Well, it's been ages since I've last been on here. Anyways I have had way too many things to do, but I am going to join the judo school near my house at least for a month or two and see how things go. Ill let everyone know how it goes. I hope for the best, wish me luck lol


----------



## Callandor (May 31, 2007)

MarkBarlow said:


> It would certainly send up a red flag for me.

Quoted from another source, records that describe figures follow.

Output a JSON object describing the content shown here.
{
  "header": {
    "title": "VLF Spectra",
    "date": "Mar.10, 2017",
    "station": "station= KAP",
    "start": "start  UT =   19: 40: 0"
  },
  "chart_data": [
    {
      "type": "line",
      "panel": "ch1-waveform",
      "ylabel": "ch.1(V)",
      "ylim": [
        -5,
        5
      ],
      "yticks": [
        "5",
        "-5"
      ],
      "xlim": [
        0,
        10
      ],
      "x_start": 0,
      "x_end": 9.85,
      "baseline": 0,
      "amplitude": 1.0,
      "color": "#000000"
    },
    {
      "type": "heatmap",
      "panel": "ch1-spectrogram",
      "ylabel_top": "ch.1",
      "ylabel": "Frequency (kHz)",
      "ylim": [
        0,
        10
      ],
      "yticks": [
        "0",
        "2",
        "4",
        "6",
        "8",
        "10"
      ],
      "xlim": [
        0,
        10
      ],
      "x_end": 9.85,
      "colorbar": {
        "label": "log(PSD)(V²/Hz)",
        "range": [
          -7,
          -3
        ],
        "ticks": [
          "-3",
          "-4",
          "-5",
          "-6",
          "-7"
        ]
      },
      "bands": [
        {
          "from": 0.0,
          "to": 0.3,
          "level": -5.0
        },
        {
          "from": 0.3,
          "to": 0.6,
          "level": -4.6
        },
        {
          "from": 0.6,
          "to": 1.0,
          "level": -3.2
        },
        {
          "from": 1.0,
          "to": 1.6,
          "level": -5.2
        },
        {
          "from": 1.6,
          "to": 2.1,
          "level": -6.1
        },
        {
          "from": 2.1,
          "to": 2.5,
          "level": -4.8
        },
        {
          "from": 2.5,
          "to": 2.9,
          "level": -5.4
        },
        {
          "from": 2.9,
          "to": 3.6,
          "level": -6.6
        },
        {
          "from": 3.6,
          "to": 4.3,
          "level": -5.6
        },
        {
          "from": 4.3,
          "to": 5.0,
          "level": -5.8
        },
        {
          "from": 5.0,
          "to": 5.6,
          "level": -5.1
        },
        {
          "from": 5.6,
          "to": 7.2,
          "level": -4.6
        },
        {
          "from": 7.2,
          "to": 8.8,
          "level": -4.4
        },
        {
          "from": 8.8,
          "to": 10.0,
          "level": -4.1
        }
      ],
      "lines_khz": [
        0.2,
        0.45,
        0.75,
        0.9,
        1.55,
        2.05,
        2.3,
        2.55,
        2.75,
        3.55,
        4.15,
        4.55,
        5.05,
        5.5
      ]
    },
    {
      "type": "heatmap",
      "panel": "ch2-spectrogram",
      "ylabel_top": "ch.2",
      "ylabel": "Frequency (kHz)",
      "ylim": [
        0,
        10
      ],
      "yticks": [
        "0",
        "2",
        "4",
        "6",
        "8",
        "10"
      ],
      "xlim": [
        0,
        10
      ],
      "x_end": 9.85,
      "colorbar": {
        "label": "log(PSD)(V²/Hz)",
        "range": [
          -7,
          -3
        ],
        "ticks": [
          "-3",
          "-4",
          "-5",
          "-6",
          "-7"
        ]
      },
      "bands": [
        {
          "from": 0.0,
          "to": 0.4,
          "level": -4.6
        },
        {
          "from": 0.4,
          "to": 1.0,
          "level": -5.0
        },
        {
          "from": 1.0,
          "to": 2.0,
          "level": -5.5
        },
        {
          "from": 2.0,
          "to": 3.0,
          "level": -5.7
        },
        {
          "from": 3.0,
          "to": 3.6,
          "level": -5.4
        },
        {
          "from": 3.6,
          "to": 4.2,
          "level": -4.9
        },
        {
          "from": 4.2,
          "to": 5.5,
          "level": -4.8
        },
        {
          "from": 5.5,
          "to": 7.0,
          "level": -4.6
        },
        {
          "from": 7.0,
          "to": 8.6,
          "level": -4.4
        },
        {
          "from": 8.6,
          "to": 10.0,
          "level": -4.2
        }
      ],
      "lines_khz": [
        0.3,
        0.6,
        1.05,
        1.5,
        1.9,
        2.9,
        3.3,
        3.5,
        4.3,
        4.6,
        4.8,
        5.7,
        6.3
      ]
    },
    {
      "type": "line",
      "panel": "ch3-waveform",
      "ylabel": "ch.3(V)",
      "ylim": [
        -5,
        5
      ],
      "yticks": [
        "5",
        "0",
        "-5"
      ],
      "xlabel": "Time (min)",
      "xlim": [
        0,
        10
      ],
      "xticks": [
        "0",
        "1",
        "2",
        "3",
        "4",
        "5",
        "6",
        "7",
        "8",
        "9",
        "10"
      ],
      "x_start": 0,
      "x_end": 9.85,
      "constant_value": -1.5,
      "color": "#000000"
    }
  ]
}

Yes. If all those styles, except Aikido, are taught by one person... there's a small chance it's legit.


----------



## Kevdak (Jun 4, 2007)

Well, I went for my 1st class, I must say I enjoyed it very much. Great place. The teacher is 63 or 66 years old I can't remember. He has a black belt in Judo, Aiki-jutsu, Nin-jutsu, and Karate. The students are welcoming and very helpful. I think I have found my judo home.


----------



## arnisador (Jun 4, 2007)

Good for you!!


----------



## Kevdak (Jun 6, 2007)

Just got back from my 2nd class and 1st sparring class, I was able to defend myself from most attacks accept for a few and learned a few things from my judo partners.. I guess it is a good thing I know how to get full guard quick because I honestly believe that was the only bit that saved me from a nightmare.  Learning lots from my mistakes and acting on them.


----------